What are the other senses?

These are the "lower senses" which include smell, taste, the four skin sensations, kinesthesis, and the equilibratory senses.

Smell - is the most primitive and most important of the senses. It has a more direct route to the brain than any other sense.

Taste - consist of the primary qualities: sweet, sour, salty and bitter. Other taste experiences are composed of fusion's of these qualities. The taste receptors are found in the taste buds. The number of taste buds decrease with age. In general, sensitivity to sweet is greatest at the tip of the tongue, to salty on the tip and sides, to sour on the sides, and bitter on the back.

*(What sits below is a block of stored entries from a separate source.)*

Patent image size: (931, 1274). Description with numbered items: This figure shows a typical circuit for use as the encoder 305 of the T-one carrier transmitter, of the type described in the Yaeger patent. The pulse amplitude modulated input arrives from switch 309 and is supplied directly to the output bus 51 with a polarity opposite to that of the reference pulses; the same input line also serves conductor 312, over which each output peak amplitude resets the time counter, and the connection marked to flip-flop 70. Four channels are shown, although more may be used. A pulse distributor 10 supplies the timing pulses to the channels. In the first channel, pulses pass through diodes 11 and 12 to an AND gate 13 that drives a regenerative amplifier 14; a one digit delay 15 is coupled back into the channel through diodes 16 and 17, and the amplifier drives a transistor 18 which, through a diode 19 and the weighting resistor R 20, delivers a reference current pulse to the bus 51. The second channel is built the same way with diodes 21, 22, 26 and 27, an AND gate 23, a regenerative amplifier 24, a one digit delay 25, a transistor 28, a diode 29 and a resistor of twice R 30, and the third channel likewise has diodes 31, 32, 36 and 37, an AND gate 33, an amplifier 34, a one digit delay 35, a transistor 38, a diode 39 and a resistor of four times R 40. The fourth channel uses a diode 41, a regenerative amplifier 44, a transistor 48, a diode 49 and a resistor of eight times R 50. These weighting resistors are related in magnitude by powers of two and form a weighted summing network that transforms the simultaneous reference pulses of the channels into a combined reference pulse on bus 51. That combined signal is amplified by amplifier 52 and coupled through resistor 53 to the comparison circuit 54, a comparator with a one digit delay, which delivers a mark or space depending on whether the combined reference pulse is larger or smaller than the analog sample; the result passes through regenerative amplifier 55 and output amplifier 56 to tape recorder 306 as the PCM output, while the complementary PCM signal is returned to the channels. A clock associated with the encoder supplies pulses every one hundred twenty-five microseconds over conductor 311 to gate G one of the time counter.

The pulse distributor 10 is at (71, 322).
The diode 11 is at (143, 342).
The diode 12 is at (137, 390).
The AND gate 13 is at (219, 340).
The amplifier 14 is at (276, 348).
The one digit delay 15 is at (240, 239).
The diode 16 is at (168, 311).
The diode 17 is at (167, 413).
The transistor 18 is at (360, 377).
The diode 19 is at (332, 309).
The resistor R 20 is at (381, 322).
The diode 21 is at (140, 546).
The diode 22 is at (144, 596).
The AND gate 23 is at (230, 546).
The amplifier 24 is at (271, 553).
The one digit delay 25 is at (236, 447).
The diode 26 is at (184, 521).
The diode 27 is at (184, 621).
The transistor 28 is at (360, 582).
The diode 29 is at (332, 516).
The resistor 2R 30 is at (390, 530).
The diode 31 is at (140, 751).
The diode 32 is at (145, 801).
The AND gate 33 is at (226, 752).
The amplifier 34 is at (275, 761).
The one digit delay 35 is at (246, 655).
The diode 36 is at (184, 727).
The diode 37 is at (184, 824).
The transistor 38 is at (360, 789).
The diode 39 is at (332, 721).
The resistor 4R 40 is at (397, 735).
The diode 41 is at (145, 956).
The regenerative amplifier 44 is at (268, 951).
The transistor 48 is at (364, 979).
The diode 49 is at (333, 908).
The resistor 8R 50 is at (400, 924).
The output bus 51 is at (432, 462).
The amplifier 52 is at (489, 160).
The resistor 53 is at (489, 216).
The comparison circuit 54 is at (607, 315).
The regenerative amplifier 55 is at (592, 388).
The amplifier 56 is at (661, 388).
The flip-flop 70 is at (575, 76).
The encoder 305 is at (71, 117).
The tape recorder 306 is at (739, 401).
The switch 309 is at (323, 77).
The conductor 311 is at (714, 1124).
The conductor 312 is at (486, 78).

Skin sensations - include pressure, pain, warm, and cold. All other skin sensations are variations of the four basic sensations. They are described as itch, tickle, quick-pricking pain, or dull long-lasting pain.

Kinesthesis - a sensory system that informs us of the position and movement of parts of the body: muscle, tendon, and joint sense. Without kinesthesis we would have great difficulty in maintaining, posture and in walking, climbing, and controlling other movements like reaching and grasping.

Equilibratory senses - cooperates with the kinesthesis. The equilibratory senses deal with total body position in relation to gravity and with motion of the body as a whole. The sense organs for equilibrium are located in the inner-ear.